LOS ANGELES, CA (Catholic Online) - In 2009, an Air France jetliner flew into foul weather over the Atlantic while untracked by radar. Flying into a pocket of freezing rain, the craft's pitot system malfunctioned which set off a cockpit alarm. In th3e subsequent confusion, the plane's pilots caused the plane to stall and crash into the turbulent sea below. The recovery took months.

Despite the difficulty of that recovery, far out in the mid-Atlantic ocean, searchers managed to find and recover wreckage from the plane. Divers went down and retrieved as much as possible. That search was regarded as the most difficult recovery effort in history. Now, even that quest may be eclipsed.

Pray for the victims and families of MH370. May they be comforted in their time of need.

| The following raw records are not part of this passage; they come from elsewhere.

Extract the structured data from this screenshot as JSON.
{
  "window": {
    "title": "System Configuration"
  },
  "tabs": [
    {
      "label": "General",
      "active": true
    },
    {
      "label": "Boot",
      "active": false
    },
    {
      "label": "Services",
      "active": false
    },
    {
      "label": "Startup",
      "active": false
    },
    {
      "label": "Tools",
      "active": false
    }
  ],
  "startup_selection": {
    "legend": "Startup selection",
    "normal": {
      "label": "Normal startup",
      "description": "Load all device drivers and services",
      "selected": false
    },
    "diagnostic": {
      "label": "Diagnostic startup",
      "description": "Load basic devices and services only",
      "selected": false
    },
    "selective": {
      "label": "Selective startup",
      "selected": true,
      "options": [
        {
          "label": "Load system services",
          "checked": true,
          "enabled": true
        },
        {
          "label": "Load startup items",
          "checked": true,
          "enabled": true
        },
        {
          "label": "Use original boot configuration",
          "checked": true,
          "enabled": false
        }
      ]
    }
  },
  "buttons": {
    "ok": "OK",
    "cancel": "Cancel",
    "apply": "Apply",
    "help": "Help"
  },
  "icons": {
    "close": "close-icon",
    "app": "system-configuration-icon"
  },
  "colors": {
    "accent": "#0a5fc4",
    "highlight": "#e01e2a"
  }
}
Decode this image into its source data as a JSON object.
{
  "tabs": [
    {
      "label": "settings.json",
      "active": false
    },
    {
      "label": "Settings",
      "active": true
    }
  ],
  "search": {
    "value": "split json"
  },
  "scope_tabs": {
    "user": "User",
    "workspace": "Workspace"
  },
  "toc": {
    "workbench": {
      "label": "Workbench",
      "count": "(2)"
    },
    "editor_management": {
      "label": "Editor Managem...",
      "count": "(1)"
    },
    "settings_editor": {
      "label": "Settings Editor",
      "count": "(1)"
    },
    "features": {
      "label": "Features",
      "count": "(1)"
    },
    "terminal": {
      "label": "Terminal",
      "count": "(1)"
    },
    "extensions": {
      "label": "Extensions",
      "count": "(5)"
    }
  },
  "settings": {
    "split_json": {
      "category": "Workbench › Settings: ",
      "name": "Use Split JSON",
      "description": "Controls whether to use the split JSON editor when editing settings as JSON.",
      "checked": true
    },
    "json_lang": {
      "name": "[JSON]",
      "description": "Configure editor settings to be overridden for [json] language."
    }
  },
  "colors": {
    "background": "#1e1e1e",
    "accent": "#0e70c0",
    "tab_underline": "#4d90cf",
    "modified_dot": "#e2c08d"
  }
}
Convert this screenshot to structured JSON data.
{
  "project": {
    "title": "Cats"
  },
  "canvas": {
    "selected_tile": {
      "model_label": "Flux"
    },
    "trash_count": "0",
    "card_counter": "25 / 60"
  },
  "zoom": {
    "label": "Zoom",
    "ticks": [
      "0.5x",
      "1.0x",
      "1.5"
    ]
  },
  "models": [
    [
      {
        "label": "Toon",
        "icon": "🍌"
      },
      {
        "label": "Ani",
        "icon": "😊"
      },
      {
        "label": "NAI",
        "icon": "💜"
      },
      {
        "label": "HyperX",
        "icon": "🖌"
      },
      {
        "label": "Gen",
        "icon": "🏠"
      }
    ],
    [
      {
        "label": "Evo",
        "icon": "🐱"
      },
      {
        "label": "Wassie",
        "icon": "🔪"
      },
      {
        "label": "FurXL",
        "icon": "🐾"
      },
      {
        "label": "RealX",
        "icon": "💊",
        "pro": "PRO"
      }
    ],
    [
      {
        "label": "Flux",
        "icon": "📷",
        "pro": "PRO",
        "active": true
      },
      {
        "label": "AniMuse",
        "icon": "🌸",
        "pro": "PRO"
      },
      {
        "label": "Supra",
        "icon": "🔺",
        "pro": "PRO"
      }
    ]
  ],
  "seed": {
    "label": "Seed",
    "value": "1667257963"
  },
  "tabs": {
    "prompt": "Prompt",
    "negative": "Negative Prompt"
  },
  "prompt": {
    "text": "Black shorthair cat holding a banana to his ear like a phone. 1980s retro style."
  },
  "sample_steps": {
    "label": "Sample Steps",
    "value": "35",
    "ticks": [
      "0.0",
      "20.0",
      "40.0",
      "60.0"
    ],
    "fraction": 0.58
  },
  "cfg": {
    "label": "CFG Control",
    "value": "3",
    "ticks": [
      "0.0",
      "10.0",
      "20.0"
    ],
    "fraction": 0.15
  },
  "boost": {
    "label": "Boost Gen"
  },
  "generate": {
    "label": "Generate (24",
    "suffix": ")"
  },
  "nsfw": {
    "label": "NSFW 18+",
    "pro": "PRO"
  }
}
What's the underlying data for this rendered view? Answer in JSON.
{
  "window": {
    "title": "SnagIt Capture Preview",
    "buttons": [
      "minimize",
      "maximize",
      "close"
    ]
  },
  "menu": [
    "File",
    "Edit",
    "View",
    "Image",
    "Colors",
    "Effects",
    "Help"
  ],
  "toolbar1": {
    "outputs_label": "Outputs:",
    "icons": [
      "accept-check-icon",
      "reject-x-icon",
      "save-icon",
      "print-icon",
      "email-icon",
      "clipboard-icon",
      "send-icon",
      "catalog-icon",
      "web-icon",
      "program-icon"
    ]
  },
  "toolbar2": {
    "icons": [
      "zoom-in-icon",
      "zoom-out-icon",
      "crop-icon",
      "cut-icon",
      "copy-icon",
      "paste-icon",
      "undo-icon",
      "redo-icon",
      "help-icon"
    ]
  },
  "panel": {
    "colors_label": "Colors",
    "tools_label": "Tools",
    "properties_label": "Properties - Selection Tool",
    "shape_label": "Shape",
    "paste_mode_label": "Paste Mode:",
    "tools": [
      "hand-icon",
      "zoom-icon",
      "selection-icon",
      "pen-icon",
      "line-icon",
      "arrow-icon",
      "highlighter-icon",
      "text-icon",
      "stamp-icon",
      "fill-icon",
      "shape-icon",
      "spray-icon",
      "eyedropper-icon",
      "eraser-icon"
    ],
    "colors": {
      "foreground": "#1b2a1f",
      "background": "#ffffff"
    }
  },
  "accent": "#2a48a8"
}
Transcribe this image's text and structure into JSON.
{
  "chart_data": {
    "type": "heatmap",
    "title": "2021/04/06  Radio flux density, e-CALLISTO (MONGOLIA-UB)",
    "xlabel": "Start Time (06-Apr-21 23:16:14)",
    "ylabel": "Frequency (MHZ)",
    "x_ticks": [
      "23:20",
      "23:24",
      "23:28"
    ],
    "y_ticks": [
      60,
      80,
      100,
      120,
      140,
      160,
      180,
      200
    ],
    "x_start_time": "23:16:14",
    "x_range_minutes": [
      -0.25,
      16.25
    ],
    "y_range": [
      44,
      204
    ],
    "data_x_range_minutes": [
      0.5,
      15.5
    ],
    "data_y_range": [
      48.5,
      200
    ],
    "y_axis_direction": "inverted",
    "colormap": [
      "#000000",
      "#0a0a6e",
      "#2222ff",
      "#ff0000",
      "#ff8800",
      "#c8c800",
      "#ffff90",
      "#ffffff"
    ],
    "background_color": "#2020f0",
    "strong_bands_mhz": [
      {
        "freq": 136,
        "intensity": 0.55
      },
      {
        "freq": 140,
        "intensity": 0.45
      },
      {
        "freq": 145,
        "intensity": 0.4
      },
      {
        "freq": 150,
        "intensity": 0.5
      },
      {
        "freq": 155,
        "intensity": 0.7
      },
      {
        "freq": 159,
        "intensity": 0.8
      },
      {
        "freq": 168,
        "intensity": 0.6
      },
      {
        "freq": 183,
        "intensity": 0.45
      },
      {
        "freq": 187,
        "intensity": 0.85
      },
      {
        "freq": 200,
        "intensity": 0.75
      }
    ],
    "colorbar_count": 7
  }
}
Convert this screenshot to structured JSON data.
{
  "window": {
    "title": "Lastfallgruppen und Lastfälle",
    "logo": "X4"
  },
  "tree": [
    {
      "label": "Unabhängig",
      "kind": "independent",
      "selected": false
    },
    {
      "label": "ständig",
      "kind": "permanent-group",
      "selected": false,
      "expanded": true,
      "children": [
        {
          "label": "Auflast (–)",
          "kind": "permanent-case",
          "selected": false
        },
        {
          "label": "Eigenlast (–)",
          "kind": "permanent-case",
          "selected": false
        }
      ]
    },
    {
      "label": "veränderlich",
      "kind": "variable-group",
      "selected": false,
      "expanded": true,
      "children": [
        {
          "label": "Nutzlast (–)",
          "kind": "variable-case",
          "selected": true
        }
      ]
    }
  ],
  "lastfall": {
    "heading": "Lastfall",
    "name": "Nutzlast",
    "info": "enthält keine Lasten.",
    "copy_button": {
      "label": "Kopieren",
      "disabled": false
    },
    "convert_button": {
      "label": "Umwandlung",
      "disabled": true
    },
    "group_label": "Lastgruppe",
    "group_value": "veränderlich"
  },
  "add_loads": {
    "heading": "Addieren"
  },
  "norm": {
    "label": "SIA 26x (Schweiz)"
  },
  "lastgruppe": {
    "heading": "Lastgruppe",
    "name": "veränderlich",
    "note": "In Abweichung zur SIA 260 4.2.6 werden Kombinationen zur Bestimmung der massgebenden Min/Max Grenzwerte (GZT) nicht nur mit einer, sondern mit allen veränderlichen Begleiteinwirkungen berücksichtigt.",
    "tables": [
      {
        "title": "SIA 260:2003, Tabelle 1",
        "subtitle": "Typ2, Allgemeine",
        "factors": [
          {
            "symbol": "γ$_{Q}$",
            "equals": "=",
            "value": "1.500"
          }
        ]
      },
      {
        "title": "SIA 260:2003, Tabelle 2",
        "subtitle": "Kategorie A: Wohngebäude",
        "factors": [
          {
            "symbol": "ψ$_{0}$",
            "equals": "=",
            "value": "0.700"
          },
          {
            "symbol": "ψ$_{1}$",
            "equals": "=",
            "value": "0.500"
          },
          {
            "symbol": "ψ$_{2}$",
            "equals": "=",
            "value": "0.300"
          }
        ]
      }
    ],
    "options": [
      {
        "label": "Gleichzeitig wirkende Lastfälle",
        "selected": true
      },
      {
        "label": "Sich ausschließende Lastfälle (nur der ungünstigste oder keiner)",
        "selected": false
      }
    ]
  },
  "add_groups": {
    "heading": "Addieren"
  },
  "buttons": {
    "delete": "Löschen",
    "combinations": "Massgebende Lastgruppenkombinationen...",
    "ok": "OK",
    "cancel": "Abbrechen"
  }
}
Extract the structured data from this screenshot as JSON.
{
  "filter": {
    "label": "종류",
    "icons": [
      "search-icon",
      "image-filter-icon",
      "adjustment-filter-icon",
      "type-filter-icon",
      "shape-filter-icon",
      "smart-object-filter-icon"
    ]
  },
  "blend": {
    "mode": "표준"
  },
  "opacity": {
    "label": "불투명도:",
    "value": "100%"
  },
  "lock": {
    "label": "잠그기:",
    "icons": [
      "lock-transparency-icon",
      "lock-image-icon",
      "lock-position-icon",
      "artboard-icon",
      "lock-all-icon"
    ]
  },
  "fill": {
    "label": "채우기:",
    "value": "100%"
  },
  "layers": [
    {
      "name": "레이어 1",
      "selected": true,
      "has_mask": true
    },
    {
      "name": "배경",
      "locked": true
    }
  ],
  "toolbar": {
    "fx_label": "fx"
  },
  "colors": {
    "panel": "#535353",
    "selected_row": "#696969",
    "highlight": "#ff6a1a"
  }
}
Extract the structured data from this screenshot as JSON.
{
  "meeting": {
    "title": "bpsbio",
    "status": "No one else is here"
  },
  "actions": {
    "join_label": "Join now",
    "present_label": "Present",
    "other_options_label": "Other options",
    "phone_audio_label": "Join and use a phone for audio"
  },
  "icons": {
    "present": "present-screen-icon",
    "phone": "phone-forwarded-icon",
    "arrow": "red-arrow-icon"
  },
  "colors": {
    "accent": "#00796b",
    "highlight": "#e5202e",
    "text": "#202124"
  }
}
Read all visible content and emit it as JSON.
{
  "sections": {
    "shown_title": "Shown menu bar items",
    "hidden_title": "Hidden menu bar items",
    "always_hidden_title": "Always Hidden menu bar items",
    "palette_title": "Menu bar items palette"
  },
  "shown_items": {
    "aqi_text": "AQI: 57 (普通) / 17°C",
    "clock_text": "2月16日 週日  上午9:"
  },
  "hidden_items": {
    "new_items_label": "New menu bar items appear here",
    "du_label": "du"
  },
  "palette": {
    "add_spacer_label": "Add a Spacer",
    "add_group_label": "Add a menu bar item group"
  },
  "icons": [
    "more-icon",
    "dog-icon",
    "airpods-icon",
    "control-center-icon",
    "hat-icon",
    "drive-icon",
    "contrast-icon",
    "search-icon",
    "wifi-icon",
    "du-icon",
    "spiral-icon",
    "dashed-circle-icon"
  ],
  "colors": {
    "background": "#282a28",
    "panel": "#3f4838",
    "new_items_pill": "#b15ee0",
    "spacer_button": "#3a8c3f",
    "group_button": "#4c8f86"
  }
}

Malaysia Airlines flight 370 was lost on March 8, after being flown off course for reasons that remain unknown. The flight's transponder was switched off and no radio communications were sent out following its departure from the flight plan. Military radar tracked the plane as it flew west over the Indian Ocean. Satellite data from on-board transmitters that evaluated the health of the engines, continued pinging for hours afterwards, suggesting that the plane veered south into the wide expanse of the Indian Ocean.

It is widely hypothesized that the plane ran out of fuel and crashed into the ocean. Not a single shred of debris or other evidence of its impact have been found. Authorities do not believe the plane landed, but instead crashed into the sea.

No single theory, not an accident, nor a hijacking by a passenger or the pilot, makes any sense.

Houston noted that searchers had better leads when hunting for Air France 447. "Whereas Air France, they had a very good last known position, which then turned out to be very close to where the aircraft was eventually found," he told CNN.

Houston still believes MH370 will be found somewhere in the pre-defined search area. He also acknowledged the public interest in the case and vowed that the plane would be found. "I think eventually we will find the aircraft."

Houston may be correct, however if estimates about the plane's most likely resting place are wrong, then it could take years, even decades before someone happens upon the wreckage at the bottom of the sea floor.

Meanwhile, others have moved beyond the tragedy to find ways to prevent such disappearances once and for all. UK-based Inmarsat, a company that operates satellites to monitor aircraft systems in real-time, said they would not begin offering free worldwide tracking of all aircraft. The service would not be an upgrade, but would simply be standardized. Any time a plane veered off course, or experienced any other "trigger event" a message would be sent by satellite including the location of the plane.

Inmarsat's shares went up on the news. Already, such tracking is standard on most of the world's long-haul airliners.

The European Aviation Safety Agency said it would propose to improve underwater location devices on flight data recorders to help in such searches.

Meanwhile, the search continues for MH370. An earlier lead from the prospecting firm GeoResonance, which suggests the plane could be in the Bay of Bengal has not been properly pursued. The location of their find is accurate to within 500 sq meters, and Bangladesh said it would send three ships to search the area. However, three ships shouldn't be needed to check one spot and it's unclear if they have the ability to check the sea floor properly.

On one issue, the experts seem unanimous: the search for MH370 will probably take a very long time.